Where is the Miss Manners for Families-who've-Conceived-with-Open-Donors-and-Now-Have-Contact-With-Half-Sibs'-Families? This is all such new territory and there is so much potential for drama.
So far:
-One woman in the group apparently contacted the donor and met him IRL not too long ago. This woman then posted a picture with her kid and donor on her F.B page, but refused to share the story with someone who asked about it because the meeting was "private between her kid, her and the donor". When Zazie friended her on F.B, this mom told Zazie in no certain terms that she didn't want any questions asked about her "relationship" with the donor, though Z had asked her nothing.
-Another woman is heartbroken that the above woman "broke the rules" and met the donor.
-One woman's (same-sex) partner is absolutely against her co-mom having anything to do with our group, but has acquiesced to the G.Group so co-mom can get info on the other kids. This co-mom has initiated FB 'friendships' but hides most of her personal info from us.
- Zazie and another mom have become fast friends and have started IM'ing each other nearly every night. Zazie and I have had other very nice IMs with a couple other moms.
Zazie suggested a "get-together" sometime next year for everyone and the group, normally quiet, has EXPLODED with emails.

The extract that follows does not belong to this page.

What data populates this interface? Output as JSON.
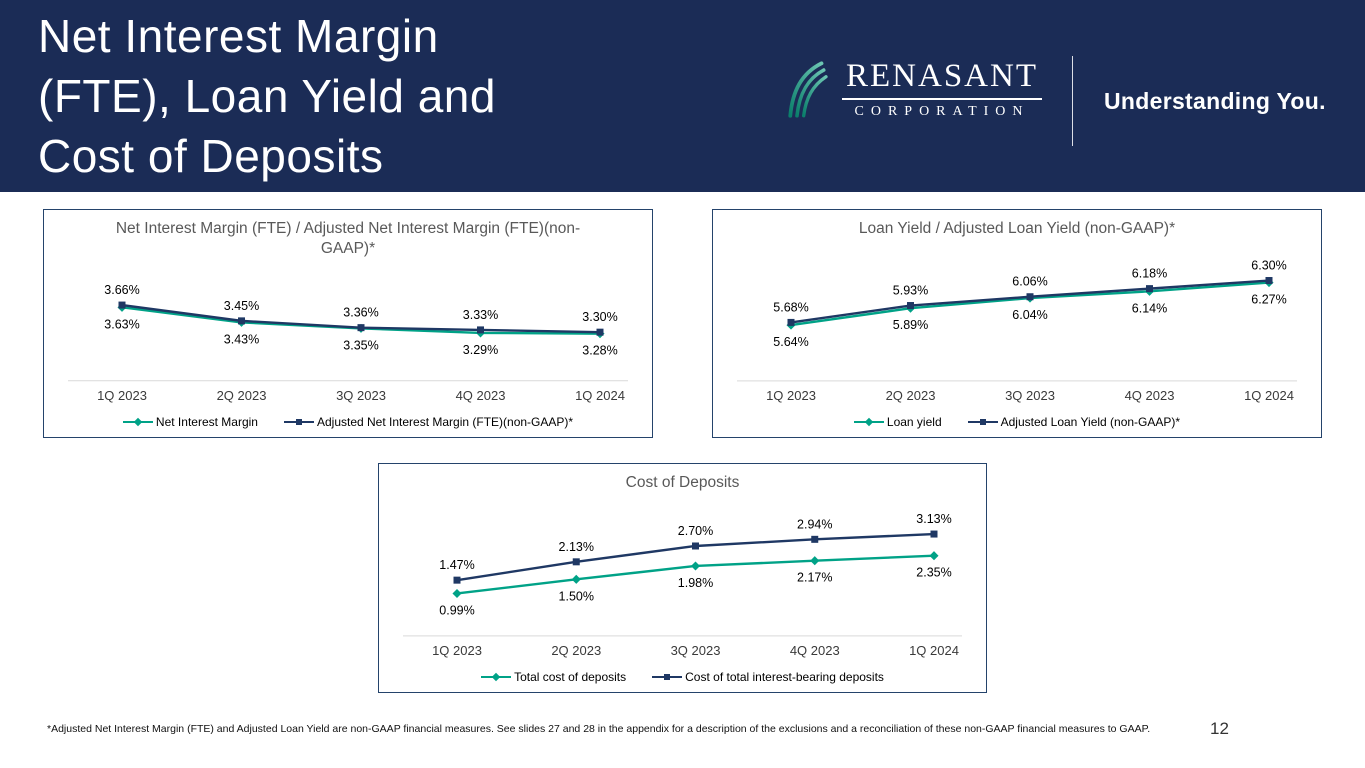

Some said they wouldn't be joining in the get-together at all, due to concerns about their childrens' privacy. I have been turning this over and over in my mind, trying to figure out the reasoning. These moms have initiated contact with the rest of us, but they're worried that somehow their kids won't want that contact when they get older & the kids will be upset that their parents shared details about them. Supposedly, they've joined the group to "leave the door open" for the kids to make the choice themselves later. In my mind, Ruby and Ellie are more likely to be pissed at us later if we were aware of a group of parents of half-sibs, but we refused to take part, and thus, deprived them of having a long relationship with their half-sibs. Our family is Mama, Mommy, Ruby & Ellie (and hopefully baby #3 in a few years). I don't see how having a friendly relationship with these other parents threatens our family unit.
Can anyone explain to me? I'd ask the G.group folks, but I can't figure out a way to ask without putting these moms on the defensive.
Others are saying that they want to take part in the get-together, but only if we can refer to the kids as "friends" (not half-sibs). First, I don't see why these kids (the oldest is about 6 years old) would even ask how we all know each other. Couldn't you just say these are Mark, Sally, Bernice, etc.? Second, if Zazie and my policy is honesty with our girls, that means we tell them that these kids are their half-sibs. Why should I have to worry about my kid "outing" their relationship to another kid whose parents aren't going to tell them the truth?
Opinions? Guidance? This is such a weird situation. We're dealing with total strangers whose kids have an intimate connection to our kids. Brave new world!